# Star Wars: Episode 9 - Mögliche erste Story-Details geleakt



## Darkmoon76 (16. Mai 2018)

Jetzt ist Deine Meinung zu *Star Wars: Episode 9 - Mögliche erste Story-Details geleakt* gefragt.


						Bitte beachtet: Der Kommentarbereich wird gemäß der Forenregeln moderiert.





			Dieser Inhalt steht nur eingeloggten Mitgliedern zur Verfügung.
        

 Zum Artikel: *Star Wars: Episode 9 - Mögliche erste Story-Details geleakt*


----------



## Maiernator (16. Mai 2018)

Sollte das der Fall sein, kann Disney das Franchise direkt begraben.


----------



## LOX-TT (16. Mai 2018)

ist natürlich Mumpitz und spätestens bei dem Satz mit Leia sollte das jedem klar sein. Denn Leia wird gar nicht vorkommen, da Carrie Fisher ja verstorben ist und ein Recast wie auch ein künstlich erzeugter Auftritt ala Tarkin in R1 schon lange vom Tisch sind bei Lucasfilm.


----------



## Siriuz (17. Mai 2018)

LOX-TT schrieb:


> ist natürlich Mumpitz und spätestens bei dem Satz mit Leia sollte das jedem klar sein. Denn Leia wird gar nicht vorkommen, da Carrie Fisher ja verstorben ist und ein Recast wie auch ein künstlich erzeugter Auftritt ala Tarkin in R1 schon lange vom Tisch sind bei Lucasfilm.
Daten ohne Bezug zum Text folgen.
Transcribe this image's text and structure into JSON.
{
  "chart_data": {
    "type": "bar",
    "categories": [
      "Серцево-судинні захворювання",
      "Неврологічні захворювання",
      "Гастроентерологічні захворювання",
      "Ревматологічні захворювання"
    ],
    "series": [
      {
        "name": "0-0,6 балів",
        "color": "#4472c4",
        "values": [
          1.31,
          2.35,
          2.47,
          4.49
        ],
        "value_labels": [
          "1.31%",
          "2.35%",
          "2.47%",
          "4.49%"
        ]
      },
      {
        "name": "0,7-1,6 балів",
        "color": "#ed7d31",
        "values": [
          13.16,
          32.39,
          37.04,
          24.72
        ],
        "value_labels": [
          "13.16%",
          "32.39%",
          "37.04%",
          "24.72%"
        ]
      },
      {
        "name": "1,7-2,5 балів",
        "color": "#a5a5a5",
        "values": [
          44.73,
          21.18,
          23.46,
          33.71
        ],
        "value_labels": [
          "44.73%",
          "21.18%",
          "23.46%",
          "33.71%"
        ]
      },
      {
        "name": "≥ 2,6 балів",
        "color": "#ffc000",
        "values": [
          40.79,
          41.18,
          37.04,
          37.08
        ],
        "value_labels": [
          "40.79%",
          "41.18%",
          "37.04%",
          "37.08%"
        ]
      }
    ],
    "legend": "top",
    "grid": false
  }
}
Bei dem Leak handelt es sich um ein sehr frühes Drehbuch. Da wird sicherlich einiges umgeschrieben. Der User hatte beim letzten Film schon bei vielen Sachen recht.





> Sollte das der Fall sein, kann Disney das Franchise direkt begraben.



Das sehe ich auch so. Episode 8 war schon der erste Star Wars Film, den ich nicht mehr im Kino sah. Wird sich auch nicht ändern. Kenne den Leak schon ein wenig länger und irgendwie passt es ja zu Disney.  Wunderkind aus den unbekannten Regionen (eine Frau natürlich), das vom bösen Patriarch (Erste Ordnung) ausgebeutet wird. Versteht mich nicht falsch, Ahsoka ist mein absoluter Lieblingscharakter, aber ja. Wird schon langsam sehr auffällig.


----------



## moloch519 (17. Mai 2018)

Es gab seeehr viele angebliche frühe Leaks zu "Die letzten Jedi" mit abstrusen Story Ideen und ich erinnere mich an keinen, welcher tatsächlich gestimmt hat.  

Ich wäre allerdings auf die Erklärung gespannt, wie Rey von Kylo schwanger geworden seien kann (vielleicht funktioniert das mit der Reproduktion ja auch über Machtprojektion, das fänd ich schon witzig).


----------



## OriginalOrigin (17. Mai 2018)

Also das ganze klingt so abgedroschen das es nicht stimmen kann, es sei den sie haben bei Star Wars nun komplett den Vogel abgeschossen.  Das einzige was mir gefällt ist die Sache das die First Order regiert und die Leute tatsächlich damit zufrieden sind.  Aber der Rest? Wir sind hier ja immerhin noch bei Star Wars und nicht Sharknado oder ähnlichen.


----------